Rand Paul Versus the Whig Party

UPDATE: Here's the video.

The junior senator from Kentucky just gave his maiden speech on the Senate floor. It was, unusually for this sort of thing, memorable. Paul remarked that he had been assigned the desk once used by Sen. Henry Clay, Whig-KY, the great compromiser. Was it a mistake, Paul asked, to "lionize" Clay, since his compromises had prolonged the lifespan of slavery? Why not lionize the abolitionists like Clay's cousin, the abolitionist Cassius Clay?

"The activists who didn't compromise -- William Lloyd Garrison, Wendell Phillips, Cassius Clay -- are heroes because they didn't compromise," said Paul.

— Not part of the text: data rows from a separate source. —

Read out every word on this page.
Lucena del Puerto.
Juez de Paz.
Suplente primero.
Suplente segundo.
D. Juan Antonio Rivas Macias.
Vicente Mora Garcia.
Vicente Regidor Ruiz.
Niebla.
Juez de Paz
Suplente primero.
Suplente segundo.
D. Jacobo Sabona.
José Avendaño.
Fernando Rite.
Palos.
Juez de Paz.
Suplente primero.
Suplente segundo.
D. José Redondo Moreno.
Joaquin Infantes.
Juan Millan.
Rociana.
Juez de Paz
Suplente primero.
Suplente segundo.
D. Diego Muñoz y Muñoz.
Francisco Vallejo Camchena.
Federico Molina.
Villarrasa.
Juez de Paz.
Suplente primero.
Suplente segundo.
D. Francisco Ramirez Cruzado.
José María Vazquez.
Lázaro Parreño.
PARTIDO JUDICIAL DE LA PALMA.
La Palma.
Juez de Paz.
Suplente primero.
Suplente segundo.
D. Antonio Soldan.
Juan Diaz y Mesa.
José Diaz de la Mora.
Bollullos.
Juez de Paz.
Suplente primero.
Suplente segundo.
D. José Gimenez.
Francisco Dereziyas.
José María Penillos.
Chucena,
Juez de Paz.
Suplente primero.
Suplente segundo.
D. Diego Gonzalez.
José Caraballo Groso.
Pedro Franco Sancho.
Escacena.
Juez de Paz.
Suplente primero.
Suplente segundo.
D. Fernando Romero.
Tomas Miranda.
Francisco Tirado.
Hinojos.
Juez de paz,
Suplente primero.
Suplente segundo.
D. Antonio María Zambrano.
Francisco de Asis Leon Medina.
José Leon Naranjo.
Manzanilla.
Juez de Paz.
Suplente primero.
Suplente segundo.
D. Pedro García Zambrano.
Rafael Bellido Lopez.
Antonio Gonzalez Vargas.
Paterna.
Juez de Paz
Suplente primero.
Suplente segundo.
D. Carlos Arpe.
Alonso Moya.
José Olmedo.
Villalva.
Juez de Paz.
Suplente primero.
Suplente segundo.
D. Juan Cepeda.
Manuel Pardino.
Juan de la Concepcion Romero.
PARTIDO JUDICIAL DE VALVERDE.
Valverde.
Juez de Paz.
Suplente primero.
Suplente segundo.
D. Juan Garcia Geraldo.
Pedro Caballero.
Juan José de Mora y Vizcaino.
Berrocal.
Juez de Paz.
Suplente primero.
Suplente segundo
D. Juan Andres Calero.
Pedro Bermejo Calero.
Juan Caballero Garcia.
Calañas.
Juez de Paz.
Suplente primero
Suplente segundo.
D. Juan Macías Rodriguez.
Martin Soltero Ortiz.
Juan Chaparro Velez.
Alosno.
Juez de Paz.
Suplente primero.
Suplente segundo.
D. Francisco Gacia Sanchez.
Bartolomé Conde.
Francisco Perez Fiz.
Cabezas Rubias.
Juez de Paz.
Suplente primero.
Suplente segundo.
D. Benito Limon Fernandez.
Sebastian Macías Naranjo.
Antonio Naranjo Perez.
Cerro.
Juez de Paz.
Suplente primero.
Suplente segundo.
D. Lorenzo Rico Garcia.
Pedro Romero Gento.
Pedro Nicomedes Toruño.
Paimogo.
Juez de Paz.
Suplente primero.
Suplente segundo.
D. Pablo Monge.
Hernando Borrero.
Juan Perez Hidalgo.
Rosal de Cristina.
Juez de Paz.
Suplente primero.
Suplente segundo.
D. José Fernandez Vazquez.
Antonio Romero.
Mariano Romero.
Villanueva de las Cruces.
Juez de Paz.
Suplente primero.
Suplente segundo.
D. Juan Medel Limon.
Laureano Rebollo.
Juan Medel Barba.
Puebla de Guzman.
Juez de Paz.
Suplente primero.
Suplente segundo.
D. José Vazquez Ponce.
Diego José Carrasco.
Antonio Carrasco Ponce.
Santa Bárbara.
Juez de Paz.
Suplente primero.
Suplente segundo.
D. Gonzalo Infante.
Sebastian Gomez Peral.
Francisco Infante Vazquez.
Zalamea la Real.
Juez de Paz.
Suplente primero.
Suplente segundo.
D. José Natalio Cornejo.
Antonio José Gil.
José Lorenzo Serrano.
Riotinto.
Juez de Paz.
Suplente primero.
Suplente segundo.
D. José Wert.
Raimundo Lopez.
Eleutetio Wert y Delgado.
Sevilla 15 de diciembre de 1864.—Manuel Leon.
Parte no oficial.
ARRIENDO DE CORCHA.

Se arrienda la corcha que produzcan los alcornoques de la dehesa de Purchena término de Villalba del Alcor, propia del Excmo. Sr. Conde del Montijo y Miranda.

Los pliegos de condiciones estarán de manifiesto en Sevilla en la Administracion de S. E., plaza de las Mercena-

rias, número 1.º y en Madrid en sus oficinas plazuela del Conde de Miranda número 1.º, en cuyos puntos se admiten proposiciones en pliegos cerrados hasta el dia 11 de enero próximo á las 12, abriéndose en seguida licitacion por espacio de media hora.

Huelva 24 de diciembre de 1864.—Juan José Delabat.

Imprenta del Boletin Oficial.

Paul delivered a caveat -- nothing in our current politics could compare, morally, to the debate over slavery. But wasn't it odd that our current political debate called for people like him to compromise? "Should we compromise by raising taxes as the deficit commission proposes?" he asked. No: We have a "spending problem," not a revenue problem.

But the speech folded back on itself. Paul didn't follow the abolitionist comparison to its conclusion. He suggested that everyone needed to compromise.

"Can the Tea Party work with others to find a solution?" he asked. "The compromise must come in where we cut spending. The compromise that we as conservatives must acknowledge is that we can cut some money from the military. The compromise that Democrats must acknowledge is that they can cut domestic spending."